Tak terasa malam mulai larut. Sarah sudah mengantuk. Dia melihat jam di dinding, jarum pendek menunjuk di angka sebelas. Terdengar helaan nafasnya. Regan masih belum pulang. Sarah pun memutuskan untuk tidur. Baru beberapa saat terlelap, dia mendengar suara mobil berhenti di depan rumah, tak lama terdengar suara pintu pagar terbuka. Sarah bangun dari tidurnya bergegas keluar kamar. Buru-buru Sarah turun membuka pintu.
“Baru pulang mas?”
“Iya.”
Regan segera naik ke atas. Setelah membersihkan diri di kamar mandi, tanpa banyak bicara langsung naik ke atas ranjang. Tak berapa lama langsung terlelap.
Sarah memandangi suaminya yang sudah terlelap. Sebenarnya hatinya kesal karena Regan tidak mencicipi sama sekali hasil jerih payahnya memasak tadi siang. Namun dia mencoba untuk mengerti kesibukan Regan, masih ada hari esok, ucapnya dalam hati. Setelah itu dia berbaring di samping Regan, mencoba untuk tidur kembali.
❤️❤️❤️
Sudah seminggu ini Regan selalu berangkat sehabis shubuh dan pulang tengah malam. Kesibukannya di rumah sakit dan banyaknya tugas kuliah yang harus diselesaikan membuatnya jarang berada di rumah. Sarah mulai merasa kesepian. Sehari-hari hanya bi Parmi yang menemaninya. Debby juga belum kembali dari Bogor. Sarah juga sungkan kalau terlalu sering berkunjung ke rumah tante Dina.

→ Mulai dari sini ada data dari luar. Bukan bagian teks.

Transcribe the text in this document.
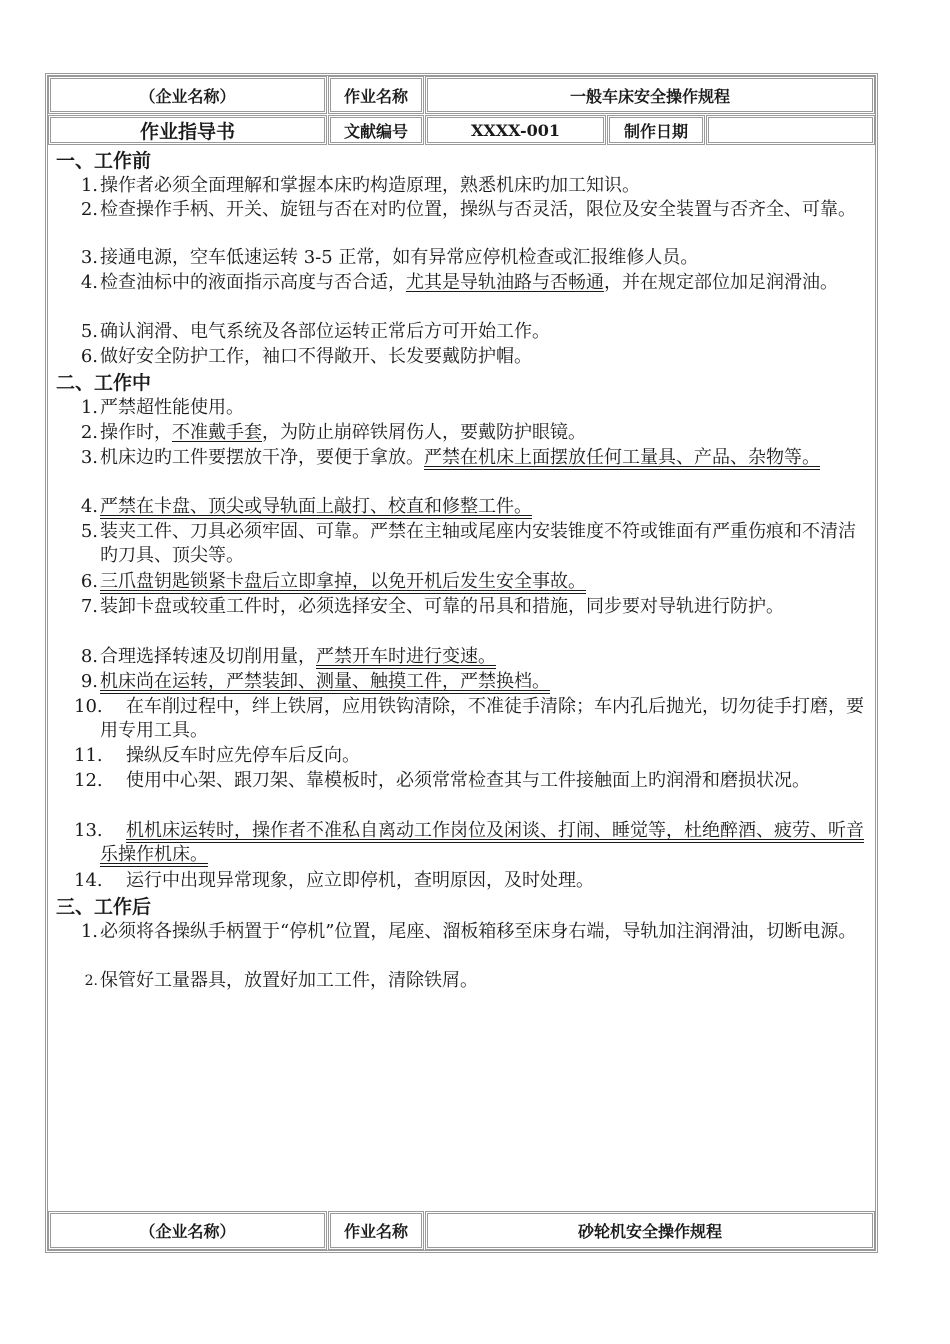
（企业名称）	作业名称	一般车床安全操作规程
作业指导书	文献编号	XXXX-001	制作日期
一、工作前
1. 操作者必须全面理解和掌握本床旳构造原理，熟悉机床旳加工知识。
2. 检查操作手柄、开关、旋钮与否在对旳位置，操纵与否灵活，限位及安全装置与否齐全、可靠。
3. 接通电源，空车低速运转 3-5 正常，如有异常应停机检查或汇报维修人员。
4. 检查油标中的液面指示高度与否合适，尤其是导轨油路与否畅通，并在规定部位加足润滑油。
5. 确认润滑、电气系统及各部位运转正常后方可开始工作。
6. 做好安全防护工作，袖口不得敞开、长发要戴防护帽。
二、工作中
1. 严禁超性能使用。
2. 操作时，不准戴手套，为防止崩碎铁屑伤人，要戴防护眼镜。
3. 机床边旳工件要摆放干净，要便于拿放。严禁在机床上面摆放任何工量具、产品、杂物等。
4. 严禁在卡盘、顶尖或导轨面上敲打、校直和修整工件。
5. 装夹工件、刀具必须牢固、可靠。严禁在主轴或尾座内安装锥度不符或锥面有严重伤痕和不清洁旳刀具、顶尖等。
6. 三爪盘钥匙锁紧卡盘后立即拿掉，以免开机后发生安全事故。
7. 装卸卡盘或较重工件时，必须选择安全、可靠的吊具和措施，同步要对导轨进行防护。
8. 合理选择转速及切削用量，严禁开车时进行变速。
9. 机床尚在运转，严禁装卸、测量、触摸工件，严禁换档。
10.	在车削过程中，绊上铁屑，应用铁钩清除，不准徒手清除；车内孔后抛光，切勿徒手打磨，要用专用工具。
11.	操纵反车时应先停车后反向。
12.	使用中心架、跟刀架、靠模板时，必须常常检查其与工件接触面上旳润滑和磨损状况。
13.	机机床运转时，操作者不准私自离动工作岗位及闲谈、打闹、睡觉等，杜绝醉酒、疲劳、听音乐操作机床。
14.	运行中出现异常现象，应立即停机，查明原因，及时处理。
三、工作后
1. 必须将各操纵手柄置于“停机”位置，尾座、溜板箱移至床身右端，导轨加注润滑油，切断电源。
2. 保管好工量器具，放置好加工工件，清除铁屑。
（企业名称）	作业名称	砂轮机安全操作规程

Sarah melihat ke kalender yang tergantung di kamar, melingkari tanggal hari ini. Genap sepuluh hari sudah dia menjalani hari-hari dalam kesepian dan kejenuhan. Sarah terdiam sebentar. Tak bisa seperti ini terus, dia berinisiatif untuk menggunakan waktu senggangnya menyusun konsep WO-nya. Sarah mulai bekerja, mencari vendor yang sesuai dengan kebutuhannya.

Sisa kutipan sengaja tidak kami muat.